Another time she says she is a cut-out,
not flat,  
not like that,
but living pages and improper pictures.
“Here,” she says,
running my hand across her spine,
“maybe you can read me a story.”
The nurse pokes her head in, mouths, Everything okay?
the same way she does every day.
When she’s gone,
I turn back to the woman on the bed
whose eyes are a blind man’s milk-blue.
I hit Record on the device,
say, “Tell me again how you met Dad,”
and she begins to laugh.
 
 
 
Repeats
 
My son says he sees Tutsis, Hutus
and machetes in his sleep.
He says there’s an imposter looming outside his window.
When I tell him the Tutsis are safe now,
he asks how I can be sure.
I pull back the sheer curtain
to take study of the twilight and tell my boy,
“No, it’s the same moon.  We only get this one.”
 
In school he learned that history repeats.
Now he gives examples—Hitler, Pol Pot, Idi Amin.
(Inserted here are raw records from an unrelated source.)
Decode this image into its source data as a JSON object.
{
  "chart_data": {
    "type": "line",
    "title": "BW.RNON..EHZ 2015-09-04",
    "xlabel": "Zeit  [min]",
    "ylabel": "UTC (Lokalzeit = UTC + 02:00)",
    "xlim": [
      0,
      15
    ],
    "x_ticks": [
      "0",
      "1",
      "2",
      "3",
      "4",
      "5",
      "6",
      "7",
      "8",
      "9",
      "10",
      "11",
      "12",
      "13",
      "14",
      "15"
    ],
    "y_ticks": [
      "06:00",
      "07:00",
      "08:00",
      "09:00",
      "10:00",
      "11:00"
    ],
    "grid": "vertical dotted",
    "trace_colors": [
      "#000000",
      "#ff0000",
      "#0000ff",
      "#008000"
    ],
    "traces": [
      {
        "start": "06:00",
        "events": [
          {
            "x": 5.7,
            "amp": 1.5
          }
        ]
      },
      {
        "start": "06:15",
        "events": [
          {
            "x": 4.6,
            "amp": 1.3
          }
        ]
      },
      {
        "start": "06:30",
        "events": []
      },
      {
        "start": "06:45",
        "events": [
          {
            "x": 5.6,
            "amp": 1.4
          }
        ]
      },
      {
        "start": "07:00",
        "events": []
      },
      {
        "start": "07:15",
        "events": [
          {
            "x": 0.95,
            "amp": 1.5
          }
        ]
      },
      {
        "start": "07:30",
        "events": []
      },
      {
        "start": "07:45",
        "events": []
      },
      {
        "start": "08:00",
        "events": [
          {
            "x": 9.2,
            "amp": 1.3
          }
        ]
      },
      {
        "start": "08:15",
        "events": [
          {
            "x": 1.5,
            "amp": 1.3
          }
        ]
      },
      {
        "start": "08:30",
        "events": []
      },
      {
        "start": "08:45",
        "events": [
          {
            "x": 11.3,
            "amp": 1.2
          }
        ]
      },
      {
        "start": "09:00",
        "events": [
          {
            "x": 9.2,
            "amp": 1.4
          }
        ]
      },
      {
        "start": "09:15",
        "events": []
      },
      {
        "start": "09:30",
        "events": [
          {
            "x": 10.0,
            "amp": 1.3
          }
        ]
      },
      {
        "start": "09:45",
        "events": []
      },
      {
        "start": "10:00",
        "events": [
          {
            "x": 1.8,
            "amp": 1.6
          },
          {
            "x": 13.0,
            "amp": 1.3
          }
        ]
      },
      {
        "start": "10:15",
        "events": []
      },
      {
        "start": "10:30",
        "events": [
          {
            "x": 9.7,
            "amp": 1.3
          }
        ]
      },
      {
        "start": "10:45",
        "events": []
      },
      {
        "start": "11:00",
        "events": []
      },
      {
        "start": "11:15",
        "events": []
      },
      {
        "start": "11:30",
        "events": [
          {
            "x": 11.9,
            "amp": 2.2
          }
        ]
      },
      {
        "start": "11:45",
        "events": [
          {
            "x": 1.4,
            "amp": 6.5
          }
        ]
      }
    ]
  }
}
I tousle his hair, kiss his sweaty forehead and hum songs until he nods off.
Outside the moon looms like a glowing onion,
daring me not to think of evil men in other countries
too busy for sleep themselves,
scheming to make my son correct.
 
 
 
Genie
 
While you sleep I read your arms,
flames and barbed ink
stitched into your skin as if you are
a totem pole
bibliography
grocery list
or story without nouns.
 
Like the tenant in 14 B
who made the news because he spoke Farsi
and learned to fly in Florida,
people are on alert around you.
Yesterday the ballroom went still upon your approach,
the music stopped and a sparrow dropped dead from the sky.
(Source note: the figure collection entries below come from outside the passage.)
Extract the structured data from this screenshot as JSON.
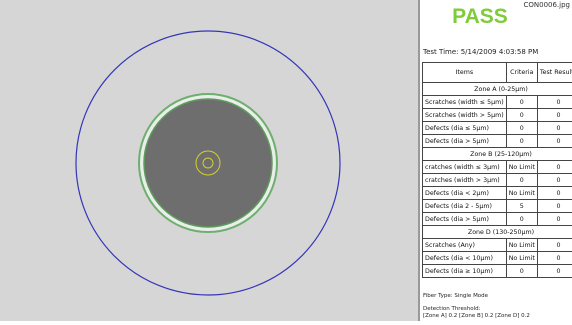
{
  "filename": "CON0006.jpg",
  "status": "PASS",
  "test_time": "Test Time: 5/14/2009 4:03:58 PM",
  "table": {
    "header": [
      "Items",
      "Criteria",
      "Test Results"
    ],
    "sections": [
      {
        "title": "Zone A (0-25µm)",
        "rows": [
          [
            "Scratches (width ≤ 5µm)",
            "0",
            "0"
          ],
          [
            "Scratches (width > 5µm)",
            "0",
            "0"
          ],
          [
            "Defects (dia ≤ 5µm)",
            "0",
            "0"
          ],
          [
            "Defects (dia > 5µm)",
            "0",
            "0"
          ]
        ]
      },
      {
        "title": "Zone B (25-120µm)",
        "rows": [
          [
            "cratches (width ≤ 3µm)",
            "No Limit",
            "0"
          ],
          [
            "cratches (width > 3µm)",
            "0",
            "0"
          ],
          [
            "Defects (dia < 2µm)",
            "No Limit",
            "0"
          ],
          [
            "Defects (dia 2 - 5µm)",
            "5",
            "0"
          ],
          [
            "Defects (dia > 5µm)",
            "0",
            "0"
          ]
        ]
      },
      {
        "title": "Zone D (130-250µm)",
        "rows": [
          [
            "Scratches (Any)",
            "No Limit",
            "0"
          ],
          [
            "Defects (dia < 10µm)",
            "No Limit",
            "0"
          ],
          [
            "Defects (dia ≥ 10µm)",
            "0",
            "0"
          ]
        ]
      }
    ]
  },
  "footer": {
    "fiber_type": "Fiber Type: Single Mode",
    "threshold_title": "Detection Threshold:",
    "threshold": "[Zone A] 0.2 [Zone B] 0.2 [Zone D] 0.2"
  }
}
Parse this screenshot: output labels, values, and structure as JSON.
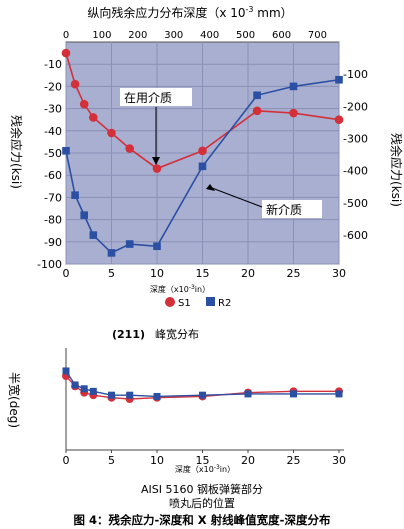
{
  "top_chart": {
    "title": "纵向残余应力分布深度（x 10",
    "title_exp": "-3",
    "title_unit": " mm）",
    "y_left_label": "残余应力(ksi)",
    "y_right_label": "残余应力(ksi)",
    "x_label_text": "深度（x10",
    "x_label_exp": "-3",
    "x_label_unit": "in）",
    "legend": [
      "S1",
      "R2"
    ],
    "annotations": [
      "在用介质",
      "新介质"
    ]
  },
  "bottom_chart": {
    "title": "(211)",
    "subtitle": "峰宽分布",
    "y_label": "半宽(deg)",
    "x_label_text": "深度（x10",
    "x_label_exp": "-3",
    "x_label_unit": "in）"
  },
  "captions": {
    "line1": "AISI 5160 钢板弹簧部分",
    "line2": "喷丸后的位置",
    "figure": "图 4：残余应力-深度和 X 射线峰值宽度-深度分布"
  },
  "colors": {
    "plot_bg": "#a8afd0",
    "red_series": "#d4303a",
    "blue_series": "#2b4fa3",
    "grid": "#8a90b6"
  },
  "chart_data": [
    {
      "type": "line",
      "title": "纵向残余应力分布深度（x 10-3 mm）",
      "xlabel": "深度（x10-3 in）",
      "ylabel": "残余应力(ksi)",
      "xlim": [
        0,
        30
      ],
      "ylim": [
        -100,
        0
      ],
      "x_ticks": [
        0,
        5,
        10,
        15,
        20,
        25,
        30
      ],
      "y_ticks": [
        -10,
        -20,
        -30,
        -40,
        -50,
        -60,
        -70,
        -80,
        -90,
        -100
      ],
      "secondary_x": {
        "ticks": [
          0,
          100,
          200,
          300,
          400,
          500,
          600,
          700
        ]
      },
      "secondary_y": {
        "ticks": [
          -100,
          -200,
          -300,
          -400,
          -500,
          -600
        ]
      },
      "grid": true,
      "legend_position": "bottom",
      "series": [
        {
          "name": "S1",
          "color": "#d4303a",
          "marker": "circle",
          "x": [
            0,
            1,
            2,
            3,
            5,
            7,
            10,
            15,
            21,
            25,
            30
          ],
          "y": [
            -5,
            -19,
            -28,
            -34,
            -41,
            -48,
            -57,
            -49,
            -31,
            -32,
            -35
          ]
        },
        {
          "name": "R2",
          "color": "#2b4fa3",
          "marker": "square",
          "x": [
            0,
            1,
            2,
            3,
            5,
            7,
            10,
            15,
            21,
            25,
            30
          ],
          "y": [
            -49,
            -69,
            -78,
            -87,
            -95,
            -91,
            -92,
            -56,
            -24,
            -20,
            -17
          ]
        }
      ]
    },
    {
      "type": "line",
      "title": "(211) 峰宽分布",
      "xlabel": "深度（x10-3 in）",
      "ylabel": "半宽(deg)",
      "xlim": [
        0,
        30
      ],
      "ylim": [
        0,
        4
      ],
      "x_ticks": [
        0,
        5,
        10,
        15,
        20,
        25,
        30
      ],
      "y_ticks": [
        0,
        1,
        2,
        3,
        4
      ],
      "grid": false,
      "series": [
        {
          "name": "S1",
          "color": "#d4303a",
          "marker": "circle",
          "x": [
            0,
            1,
            2,
            3,
            5,
            7,
            10,
            15,
            20,
            25,
            30
          ],
          "y": [
            2.9,
            2.5,
            2.25,
            2.15,
            2.05,
            2.0,
            2.05,
            2.1,
            2.25,
            2.3,
            2.3
          ]
        },
        {
          "name": "R2",
          "color": "#2b4fa3",
          "marker": "square",
          "x": [
            0,
            1,
            2,
            3,
            5,
            7,
            10,
            15,
            20,
            25,
            30
          ],
          "y": [
            3.1,
            2.55,
            2.4,
            2.3,
            2.15,
            2.15,
            2.1,
            2.15,
            2.2,
            2.2,
            2.2
          ]
        }
      ]
    }
  ]
}
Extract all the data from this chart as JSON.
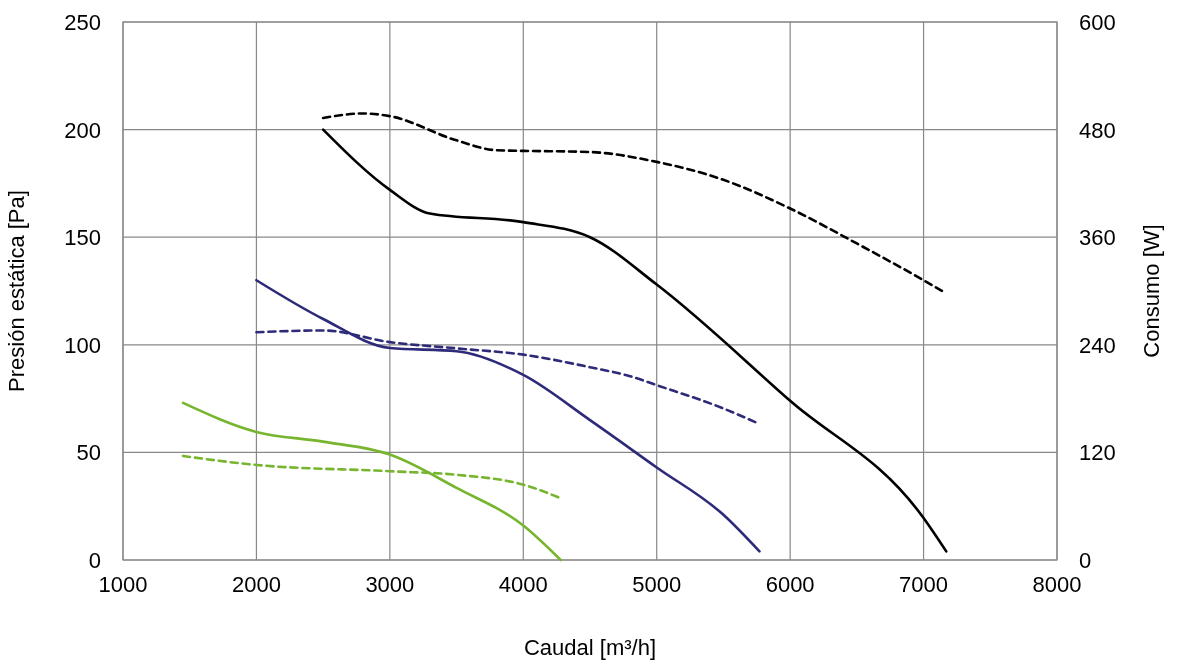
{
  "chart_data": {
    "type": "line",
    "xlabel": "Caudal [m³/h]",
    "ylabel": "Presión estática [Pa]",
    "y2label": "Consumo [W]",
    "xlim": [
      1000,
      8000
    ],
    "xticks": [
      1000,
      2000,
      3000,
      4000,
      5000,
      6000,
      7000,
      8000
    ],
    "ylim": [
      0,
      250
    ],
    "yticks": [
      0,
      50,
      100,
      150,
      200,
      250
    ],
    "y2lim": [
      0,
      600
    ],
    "y2ticks": [
      0,
      120,
      240,
      360,
      480,
      600
    ],
    "grid": true,
    "marker": "none",
    "series": [
      {
        "color": "#000000",
        "line_style": "solid",
        "x": [
          2500,
          3000,
          3300,
          4000,
          4500,
          5000,
          6000,
          7000,
          7170
        ],
        "values": [
          200,
          172,
          161,
          157,
          150,
          128,
          74,
          19.5,
          4
        ]
      },
      {
        "color": "#000000",
        "line_style": "dashed",
        "axis": "y2",
        "x": [
          2500,
          2800,
          3000,
          3500,
          3800,
          4500,
          5000,
          5500,
          6000,
          6500,
          7000,
          7150
        ],
        "values": [
          493,
          498,
          495,
          468,
          457,
          455,
          444,
          424,
          392,
          353,
          312,
          299
        ]
      },
      {
        "color": "#2e2a7a",
        "line_style": "solid",
        "x": [
          2000,
          2500,
          3000,
          3500,
          4000,
          4500,
          5000,
          5500,
          5770
        ],
        "values": [
          130,
          112,
          98.5,
          97,
          86,
          65,
          43,
          21,
          4
        ]
      },
      {
        "color": "#2e2a7a",
        "line_style": "dashed",
        "axis": "y2",
        "x": [
          2000,
          2500,
          3000,
          3500,
          4000,
          4500,
          4800,
          5000,
          5500,
          5750
        ],
        "values": [
          254,
          256,
          243,
          236,
          229,
          215,
          205,
          195,
          169,
          153
        ]
      },
      {
        "color": "#77b52e",
        "line_style": "solid",
        "x": [
          1450,
          2000,
          2500,
          3000,
          3500,
          4000,
          4280
        ],
        "values": [
          73,
          59.5,
          55,
          49,
          33.5,
          16,
          0
        ]
      },
      {
        "color": "#77b52e",
        "line_style": "dashed",
        "axis": "y2",
        "x": [
          1450,
          2000,
          3000,
          3500,
          4000,
          4280
        ],
        "values": [
          116,
          106,
          99,
          95,
          84,
          69
        ]
      }
    ]
  }
}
But I am still waiting on you,
unafraid,
a little bit desperate and dangerous,
using both hands and all three wishes,
madly in love.
 
 
 
Sunglasses
 
Her black eye is a crushed grape behind the glasses,
overripe colors
that are not sweet fruit
bleed free of the frame if she tilts her head
which she is careful not to do.
She speaks about Jerry.
He is tall for his age,
smart for his age.
He’s starting to look a lot like me.

The black sea
inside the cup doesn’t concern me
yet my daughter pauses to ask, “Need some sugar?”
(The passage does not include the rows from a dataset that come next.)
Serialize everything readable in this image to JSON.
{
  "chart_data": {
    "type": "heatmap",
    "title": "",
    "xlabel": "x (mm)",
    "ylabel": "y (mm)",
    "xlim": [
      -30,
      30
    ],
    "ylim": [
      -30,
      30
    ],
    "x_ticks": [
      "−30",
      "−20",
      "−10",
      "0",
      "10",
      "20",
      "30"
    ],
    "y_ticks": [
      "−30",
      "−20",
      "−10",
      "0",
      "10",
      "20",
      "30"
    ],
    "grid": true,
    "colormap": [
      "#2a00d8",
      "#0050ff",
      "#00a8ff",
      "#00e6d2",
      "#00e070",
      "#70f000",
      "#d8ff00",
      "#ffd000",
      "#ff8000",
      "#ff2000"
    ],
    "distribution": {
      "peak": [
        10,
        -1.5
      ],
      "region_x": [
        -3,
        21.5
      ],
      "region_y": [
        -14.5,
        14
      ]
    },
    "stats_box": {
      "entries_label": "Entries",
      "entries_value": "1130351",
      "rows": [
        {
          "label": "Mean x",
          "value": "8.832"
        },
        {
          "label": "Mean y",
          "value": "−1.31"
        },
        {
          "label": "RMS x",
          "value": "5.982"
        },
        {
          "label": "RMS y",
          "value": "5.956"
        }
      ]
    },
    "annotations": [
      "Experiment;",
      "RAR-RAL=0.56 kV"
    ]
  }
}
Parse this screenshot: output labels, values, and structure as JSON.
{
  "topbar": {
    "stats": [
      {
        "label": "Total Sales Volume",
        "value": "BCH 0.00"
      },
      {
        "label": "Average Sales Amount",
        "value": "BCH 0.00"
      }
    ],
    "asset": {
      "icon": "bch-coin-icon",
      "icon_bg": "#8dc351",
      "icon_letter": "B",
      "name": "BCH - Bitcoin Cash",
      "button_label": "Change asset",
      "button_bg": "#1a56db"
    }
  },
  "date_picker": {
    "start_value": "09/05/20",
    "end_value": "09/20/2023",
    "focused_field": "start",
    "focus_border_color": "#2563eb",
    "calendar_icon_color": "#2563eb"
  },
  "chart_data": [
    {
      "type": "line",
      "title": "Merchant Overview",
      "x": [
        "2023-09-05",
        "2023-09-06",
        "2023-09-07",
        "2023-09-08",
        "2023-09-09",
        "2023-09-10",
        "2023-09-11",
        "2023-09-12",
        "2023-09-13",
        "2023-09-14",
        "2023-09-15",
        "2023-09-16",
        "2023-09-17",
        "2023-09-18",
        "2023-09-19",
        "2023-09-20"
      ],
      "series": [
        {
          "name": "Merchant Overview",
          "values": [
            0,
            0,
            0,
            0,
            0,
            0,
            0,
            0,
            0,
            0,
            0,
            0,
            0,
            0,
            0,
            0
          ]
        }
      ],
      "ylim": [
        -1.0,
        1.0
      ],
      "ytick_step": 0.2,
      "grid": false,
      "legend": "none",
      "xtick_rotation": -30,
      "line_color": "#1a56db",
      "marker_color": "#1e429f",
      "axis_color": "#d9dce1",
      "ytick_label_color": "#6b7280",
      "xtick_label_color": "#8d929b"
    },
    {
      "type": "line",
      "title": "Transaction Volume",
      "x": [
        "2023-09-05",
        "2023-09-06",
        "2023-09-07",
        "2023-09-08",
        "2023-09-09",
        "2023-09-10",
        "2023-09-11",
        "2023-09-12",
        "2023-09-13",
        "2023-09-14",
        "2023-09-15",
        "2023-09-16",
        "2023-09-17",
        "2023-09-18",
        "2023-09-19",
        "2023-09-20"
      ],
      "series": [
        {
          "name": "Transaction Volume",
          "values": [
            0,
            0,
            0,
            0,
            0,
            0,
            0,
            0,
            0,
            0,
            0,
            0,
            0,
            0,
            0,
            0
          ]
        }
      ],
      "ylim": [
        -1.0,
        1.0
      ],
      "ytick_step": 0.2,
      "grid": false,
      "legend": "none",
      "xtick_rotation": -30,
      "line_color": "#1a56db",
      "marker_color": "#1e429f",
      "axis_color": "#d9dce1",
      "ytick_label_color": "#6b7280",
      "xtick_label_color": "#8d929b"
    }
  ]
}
forgetting—or maybe not—that her sunglasses are
dark but not reflective.
 
“Sure,” I say.  “Yes, I’ll have some.”
 

 
Jaguar
 
I am always on the wing,
grounded yet airborne,
unable to see
on either side,
neither north or south as it may be,
thousands and thousands of feet up.
Yet I hold a picture of you like
a colorful cameo come-to-life.
It sits on the closet shelf
closest in my memory--
of you dipping your head demurely,
shy and so very lovely,
a copse of hair slinging across your right cheek--
always that one--
as your now eager eyes lift to mine,
you a famished Jaguar.
 
I can go nowhere.
I can do nothing.
I can only make small leaps
take shallow breaths
run rings from here to there
without that image of you fulfilling its promise.
It is but one piece of you
yet it gives me reason and purpose,
a peaceful explanation of why
living makes sense.
 
 
 
Homeschooled
 
There were scars on those kids
wicked homeschooled homemade jewelry
the skin serrated
caned from stained leather belts or buckles
so that there was no way to hide
to hide from other kids
when it came time to take showers
after PE
after PE everyone knew
and --frightened by this discovery-- they
did what teens have done for centuries
they made a game out of the horror,
said those kids were Jews,
filthy Jews
same ones that killed Jesus,
these Jews just got the belt instead of ovens,
see how lucky they are
but stay away from them
they're infected.
 
 
 
Nostalgia
 
Here is the tree
that resembles the tree
my forefather
hung from
while not playing games
trading seconds for years
suffocating strangling always struggling
the rope a good thick one
sturdy coarse and dry.
Why all these years later
I can't reconcile my past
is something my wife asks
a few times each year.
And yes, only yesterday
she said, "You're too nostalgic."

She said, "And it's getting on my nerves."